Anadolu’da bir şehir ve bir cumhuriyet subayının anıları üzerinden…

Asıl kutlama, cumhuriyetin kazanımlarına sahip çıkan komünistlerle Hasan Tahsinler gibi irade gösterebilen cesur ve kararlı yurtsever cumhuriyetçilerin birlikte mücadele nefesleriyle olmalı.

Beril Azizoğlu

Bir resme ne kadar uzaktan bakarsak bakalım bakışımızı dolaştırmak için belli bir mesafeye kadar yaklaşmak isteriz. Ya bir mekâna ya bir ifadeye takılı kalır veya birden resmin içinde bir varlığa dönüşürüz. Bazen yaşam da önünde durup ilk kez baktığımız bir resim gibi tanımadığımız bir durumun içinde akar, bu durum kimi zaman yabancısı olduğumuz bir coğrafyanın içinde geçer ve bir özne ile ifade bulur. Baktığımız yerden gördüklerimiz, bir yazı kapsamına sığamayacak kadar derin olsa da, kimi bazı çelişkiler öne çıktığında tarihsel bir perspektifin verdiği mesafeyle ilerici bir birliğe ulaştırabilir belki bizi…

Bir şehir, Anadolu’da ilk insanın ayak izlerinin olduğu

Önünde uzanan verimli Anadolu topraklarına ortalama iki bin metre yüksekten bakan şehrin dokunacak kadar yakın dağlarının seyre doyulmaz güzelliğinden mi? Havasının yaz mevsiminde bile, bozkırın kişilikli grisi ve maden suyu tadındaki havasını hatırlatmasından mı? Oğuz boylarının yaşanmışlıklarının işaretleri, Göktürk alfabesinin runik harflerinin mağaralarındaki varlığının büyüsünden mi? Homoerectus’un ilk kez ölülerini gömmeyi akıl ettiği bu topraklar üzerinde at koşturan Kimmeryalılardan, Urartulardan Perslere, Romalılardan Moğollara, İlhanlılardan Osmanlılara uzanan tarihinden mi? Yoksa geçen yüzyıl üzerinde kızıl bayrakların havalandığı komşu topraklara yakınlığından mı? Belki de cumhuriyetin tohumlarının atıldığı ama yeşerdikçe filizlerinin kırılarak boy vermesine engel olunan bu şehrin, gerici ögelerinin katatonik varlığının boyutunun verdiği kederden… Ama en çok bu topraklarda savaşları görmüş bir subayın hatıralarının bugünkü karanlığı aydınlatan ışığından, bakmaktan görmeye geçmek isteği…   

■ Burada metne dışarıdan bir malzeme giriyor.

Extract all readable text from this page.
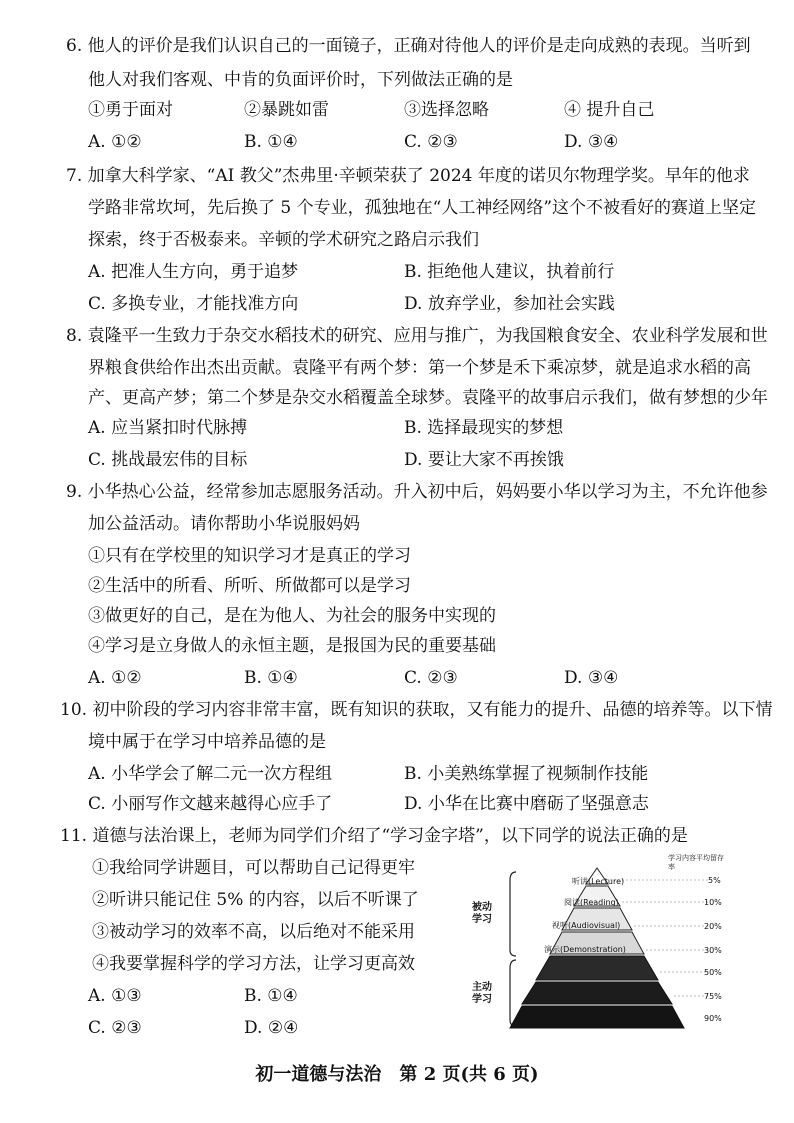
6. 他人的评价是我们认识自己的一面镜子，正确对待他人的评价是走向成熟的表现。当听到
他人对我们客观、中肯的负面评价时，下列做法正确的是
①勇于面对	②暴跳如雷	③选择忽略	④ 提升自己
A. ①②	B. ①④	C. ②③	D. ③④
7. 加拿大科学家、“AI 教父”杰弗里·辛顿荣获了 2024 年度的诺贝尔物理学奖。早年的他求
学路非常坎坷，先后换了 5 个专业，孤独地在“人工神经网络”这个不被看好的赛道上坚定
探索，终于否极泰来。辛顿的学术研究之路启示我们
A. 把准人生方向，勇于追梦	B. 拒绝他人建议，执着前行
C. 多换专业，才能找准方向	D. 放弃学业，参加社会实践
8. 袁隆平一生致力于杂交水稻技术的研究、应用与推广，为我国粮食安全、农业科学发展和世
界粮食供给作出杰出贡献。袁隆平有两个梦：第一个梦是禾下乘凉梦，就是追求水稻的高
产、更高产梦；第二个梦是杂交水稻覆盖全球梦。袁隆平的故事启示我们，做有梦想的少年
A. 应当紧扣时代脉搏	B. 选择最现实的梦想
C. 挑战最宏伟的目标	D. 要让大家不再挨饿
9. 小华热心公益，经常参加志愿服务活动。升入初中后，妈妈要小华以学习为主，不允许他参
加公益活动。请你帮助小华说服妈妈
①只有在学校里的知识学习才是真正的学习
②生活中的所看、所听、所做都可以是学习
③做更好的自己，是在为他人、为社会的服务中实现的
④学习是立身做人的永恒主题，是报国为民的重要基础
A. ①②	B. ①④	C. ②③	D. ③④
10. 初中阶段的学习内容非常丰富，既有知识的获取，又有能力的提升、品德的培养等。以下情
境中属于在学习中培养品德的是
A. 小华学会了解二元一次方程组	B. 小美熟练掌握了视频制作技能
C. 小丽写作文越来越得心应手了	D. 小华在比赛中磨砺了坚强意志
11. 道德与法治课上，老师为同学们介绍了“学习金字塔”，以下同学的说法正确的是
①我给同学讲题目，可以帮助自己记得更牢
②听讲只能记住 5% 的内容，以后不听课了
③被动学习的效率不高，以后绝对不能采用
④我要掌握科学的学习方法，让学习更高效
A. ①③	B. ①④
C. ②③	D. ②④
学习内容平均留存率
被动学习
主动学习
听讲(Lecture)
阅读(Reading)
视听(Audiovisual)
演示(Demonstration)
5%
10%
20%
30%
50%
75%
90%
初一道德与法治　第 2 页(共 6 页)
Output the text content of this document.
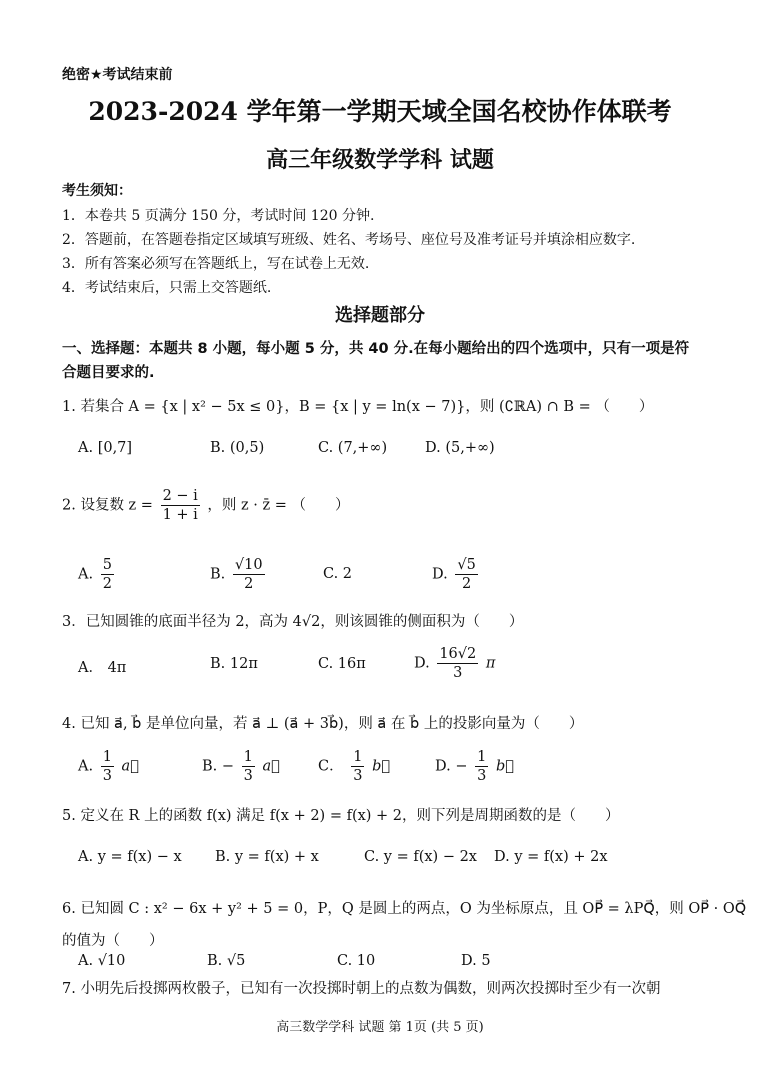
绝密★考试结束前
2023-2024 学年第一学期天域全国名校协作体联考
高三年级数学学科 试题
考生须知：
1．本卷共 5 页满分 150 分，考试时间 120 分钟.
2．答题前，在答题卷指定区域填写班级、姓名、考场号、座位号及准考证号并填涂相应数字.
3．所有答案必须写在答题纸上，写在试卷上无效.
4．考试结束后，只需上交答题纸.
选择题部分
一、选择题：本题共 8 小题，每小题 5 分，共 40 分.在每小题给出的四个选项中，只有一项是符
合题目要求的.
1. 若集合 A = {x | x² − 5x ≤ 0}，B = {x | y = ln(x − 7)}，则 (∁ℝA) ∩ B = （　　）
A. [0,7]	B. (0,5)	C. (7,+∞)	D. (5,+∞)
2. 设复数 $z = \frac{2 - i}{1 + i}$ ，则 z · z̄ = （　　）
A. $\frac{5}{2}$	B. $\frac{√10}{2}$	C. 2	D. $\frac{√5}{2}$
3．已知圆锥的底面半径为 2，高为 4√2，则该圆锥的侧面积为（　　）
A． 4π	B. 12π	C. 16π	D. $\frac{16√2}{3}$ π
4. 已知 a⃗, b⃗ 是单位向量，若 a⃗ ⊥ (a⃗ + 3b⃗)，则 a⃗ 在 b⃗ 上的投影向量为（　　）
A. $\frac{1}{3}$ a⃗	B. − $\frac{1}{3}$ a⃗	C． $\frac{1}{3}$ b⃗	D. − $\frac{1}{3}$ b⃗
5. 定义在 R 上的函数 f(x) 满足 f(x + 2) = f(x) + 2，则下列是周期函数的是（　　）
A. y = f(x) − x B. y = f(x) + x	C. y = f(x) − 2x D. y = f(x) + 2x
6. 已知圆 C : x² − 6x + y² + 5 = 0，P，Q 是圆上的两点，O 为坐标原点，且 OP⃗ = λPQ⃗，则 OP⃗ · OQ⃗
的值为（　　）
A. √10	B. √5	C. 10	D. 5
7. 小明先后投掷两枚骰子，已知有一次投掷时朝上的点数为偶数，则两次投掷时至少有一次朝
高三数学学科 试题 第 1页 (共 5 页)
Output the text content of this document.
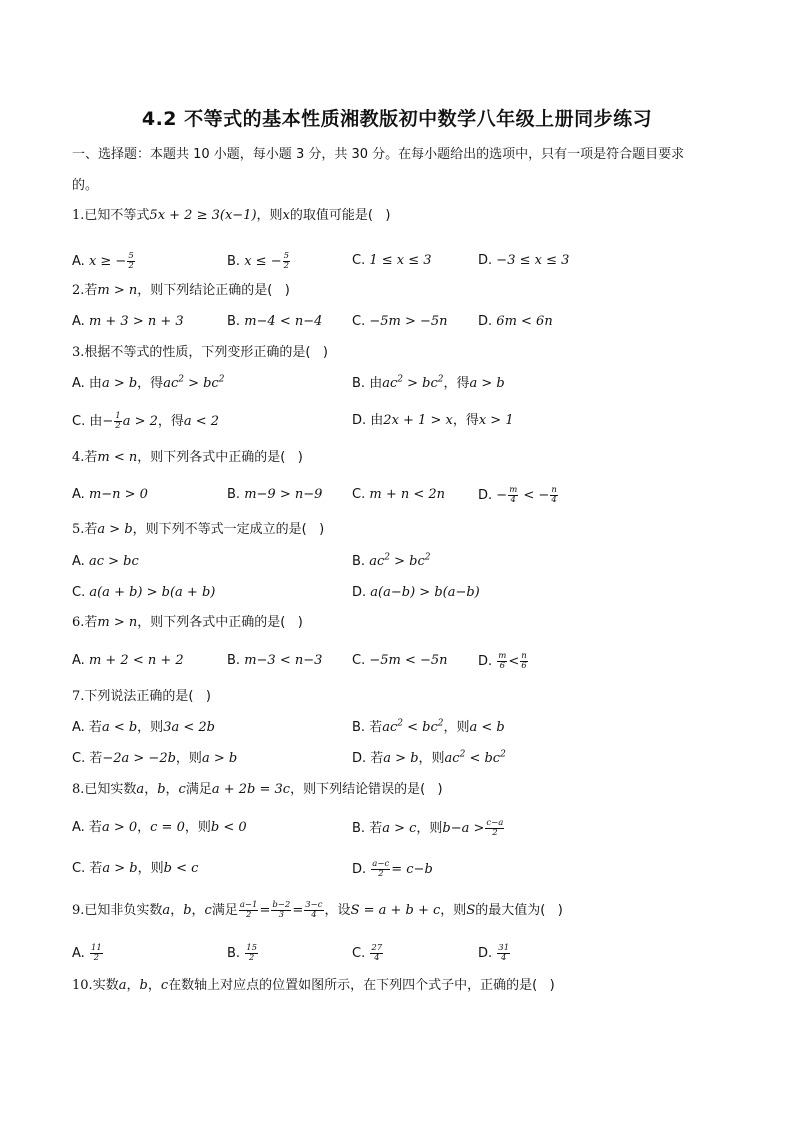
4.2 不等式的基本性质湘教版初中数学八年级上册同步练习
一、选择题：本题共 10 小题，每小题 3 分，共 30 分。在每小题给出的选项中，只有一项是符合题目要求
的。
1.已知不等式5x + 2 ≥ 3(x−1)，则x的取值可能是(   )
A. x ≥ − $\frac{5}{2}$	B. x ≤ − $\frac{5}{2}$	C. 1 ≤ x ≤ 3	D. −3 ≤ x ≤ 3
2.若m > n，则下列结论正确的是(   )
A. m + 3 > n + 3	B. m−4 < n−4 C. −5m > −5n D. 6m < 6n
3.根据不等式的性质，下列变形正确的是(   )
A. 由a > b，得$ac^2 > bc^2$	B. 由$ac^2 > bc^2$，得a > b
C. 由− $\frac{1}{2}$ a > 2，得a < 2	D. 由2x + 1 > x，得x > 1
4.若m < n，则下列各式中正确的是(   )
A. m−n > 0	B. m−9 > n−9 C. m + n < 2n	D. − $\frac{m}{4}$ < − $\frac{n}{4}$
5.若a > b，则下列不等式一定成立的是(   )
A. ac > bc	B. $ac^2 > bc^2$
C. a(a + b) > b(a + b)	D. a(a−b) > b(a−b)
6.若m > n，则下列各式中正确的是(   )
A. m + 2 < n + 2	B. m−3 < n−3 C. −5m < −5n D. $\frac{m}{6} < \frac{n}{6}$
7.下列说法正确的是(   )
A. 若a < b，则3a < 2b	B. 若$ac^2 < bc^2$，则a < b
C. 若−2a > −2b，则a > b	D. 若a > b，则$ac^2 < bc^2$
8.已知实数a，b，c满足a + 2b = 3c，则下列结论错误的是(   )
A. 若a > 0，c = 0，则b < 0	B. 若a > c，则$b-a > \frac{c-a}{2}$
C. 若a > b，则b < c	D. $\frac{a-c}{2} = c-b$
9.已知非负实数a，b，c满足 $\frac{a-1}{2} = \frac{b-2}{3} = \frac{3-c}{4}$ ，设S = a + b + c，则S的最大值为(   )
A. $\frac{11}{2}$	B. $\frac{15}{2}$	C. $\frac{27}{4}$	D. $\frac{31}{4}$
10.实数a，b，c在数轴上对应点的位置如图所示，在下列四个式子中，正确的是(   )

Doğu; Kant’ın ‘’kendinde şey’’inin bir örneği gibi öylece kondurulmuş ve her şeyden ayrı dururken Gramsci’nin1 zıtlıklar dizisindeki devletin, Doğu’da egemenlik (Batı’da hegemonya) karşılığını bulduruyor sanki burada. Bu bulmayla; tanrısal unsurların baskınlığı, Dünya’mızı da sanki metafiziğin mekanik hareketiyle doğudan batıya döndürüyor (tanrının eliyle). Güneşin Batı’daki gibi habersizce doğmaması; kuvvetli bir aydınlıkla her yüzeyi ortaya çıkartması ve batarken de ses çıkarmadan erkenden çekip  gitmesi; kaçırılan bir trenin arkasından bakakalınan (elbette) bir edebi yanılgıyken, siyasal anlamda aynı aydınlık, baskıyla kurulan bir boyun eğişin ayan beyan varlığına denk geliyor. Bu baskının karşılığı Batı’da güneş batarken oluyor: Doğarken rıza almışçasına sessizce doğan güneş, batarken herkesin haberinin olduğu bir yaygarayla geç batıyor, Batı’da. Bunun siyasal karşılığıysa;  sinsice doğarken aldığı rızayı, hegemonyayla uygulamasına denk geliyor Batı’nın (devletinin).  Ama  emek-sermaye çelişkisi sabitken, denklemin değişkenlerinin: Doğu’daki bu şehir, Batı’daki o şehir; zorbalık veya rıza, egemenlik veya hegemonyayı anımsatması eşitliğin sonucunu değiştirmiyor. Bütün bu zıtlıklardan doğan çelişkiler; ayrı ve farklı görünseler de toplumsal olarak iki musluktan da sıcak su akması kadar aynı boyun eğişi yaşıyor gün içinde, Batı’da ve Doğu’da…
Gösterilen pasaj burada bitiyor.